Por Edgar Álvarez
Cuentan los ancianos de Guayubín que, hace muchos años, cuando el pueblo vivía una época de esplendor y orgullo, una misteriosa maldición cambió para siempre su destino.
Por aquel entonces, Guayubín no solo era un lugar de importancia en la región noroeste, sino que sus autoridades soñaban con verlo convertirse en una provincia. Sus calles se llenaban de comercio, fiestas patronales concurridas, y una creciente influencia política. Sin embargo, en medio de ese auge, surgió un conflicto entre los líderes civiles y el sacerdote del pueblo, un hombre sabio pero severo, conocido por su carácter firme y por no callar ante las injusticias.

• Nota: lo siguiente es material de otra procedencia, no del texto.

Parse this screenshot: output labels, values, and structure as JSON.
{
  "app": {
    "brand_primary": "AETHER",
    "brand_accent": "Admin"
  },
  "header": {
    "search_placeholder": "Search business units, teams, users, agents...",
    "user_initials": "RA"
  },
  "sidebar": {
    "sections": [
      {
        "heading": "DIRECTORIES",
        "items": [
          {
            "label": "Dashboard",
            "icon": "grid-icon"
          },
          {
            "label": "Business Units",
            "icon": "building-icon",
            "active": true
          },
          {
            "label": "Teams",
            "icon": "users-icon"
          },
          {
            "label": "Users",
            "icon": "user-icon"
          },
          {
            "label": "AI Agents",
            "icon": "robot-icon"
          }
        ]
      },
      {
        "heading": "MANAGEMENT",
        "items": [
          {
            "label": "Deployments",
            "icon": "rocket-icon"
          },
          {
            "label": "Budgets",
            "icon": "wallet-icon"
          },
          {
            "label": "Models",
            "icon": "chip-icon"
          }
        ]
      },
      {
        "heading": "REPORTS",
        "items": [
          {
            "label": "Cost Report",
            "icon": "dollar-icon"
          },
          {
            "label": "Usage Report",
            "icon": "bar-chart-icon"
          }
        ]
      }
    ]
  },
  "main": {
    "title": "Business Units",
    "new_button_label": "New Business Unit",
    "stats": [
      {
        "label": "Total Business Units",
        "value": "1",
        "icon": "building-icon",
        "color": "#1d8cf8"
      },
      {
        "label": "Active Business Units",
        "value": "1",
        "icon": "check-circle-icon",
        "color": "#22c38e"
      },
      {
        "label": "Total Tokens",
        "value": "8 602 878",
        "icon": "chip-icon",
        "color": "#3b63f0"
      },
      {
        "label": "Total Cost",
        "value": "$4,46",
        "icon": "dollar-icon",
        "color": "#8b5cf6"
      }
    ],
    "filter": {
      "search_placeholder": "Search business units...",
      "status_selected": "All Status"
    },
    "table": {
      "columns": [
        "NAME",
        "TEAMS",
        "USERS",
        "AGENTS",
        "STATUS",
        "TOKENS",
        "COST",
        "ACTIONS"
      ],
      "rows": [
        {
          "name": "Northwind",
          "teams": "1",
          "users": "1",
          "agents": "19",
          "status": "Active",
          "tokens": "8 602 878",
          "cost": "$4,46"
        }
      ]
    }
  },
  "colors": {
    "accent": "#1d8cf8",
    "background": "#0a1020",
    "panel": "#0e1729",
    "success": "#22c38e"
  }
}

Se dice que las tensiones entre el padre y las autoridades llegaron a un punto crítico cuando, en un acto de orgullo, algunos funcionarios decidieron ignorar sus consejos y ridiculizarlo públicamente. Herido en su dignidad, el sacerdote subió al púlpito una mañana y, con voz temblorosa pero firme, lanzó estas palabras que quedarían grabadas en la historia del pueblo:
> “¡Guayubín, cantón fuiste y cantón serás! Que nunca se te dé más de lo que te has dado, y que la ambición de los hombres te mantenga atado al pasado.”
Desde ese momento, todo cambió. Las gestiones para elevar a Guayubín a provincia fracasaron una y otra vez. Pueblos vecinos crecieron, consiguieron proyectos, inversiones, nuevas designaciones territoriales... pero Guayubín quedó estancado. Aunque con historia, cultura y gente trabajadora, el pueblo nunca alcanzó el rango que soñaba.
Hasta el día de hoy, algunos aseguran que la maldición sigue viva. Que mientras no se reconozca aquel error y no se repare el agravio al viejo sacerdote, Guayubín seguirá siendo un cantón en la memoria de su pasado glorioso.
Pero otros, más optimistas, creen que las maldiciones solo tienen poder si uno cree en ellas. Y que, con unidad, trabajo y fe, el pueblo puede romper cualquier maldición, incluso la que brotó del púlpito una mañana de tantos años atrás.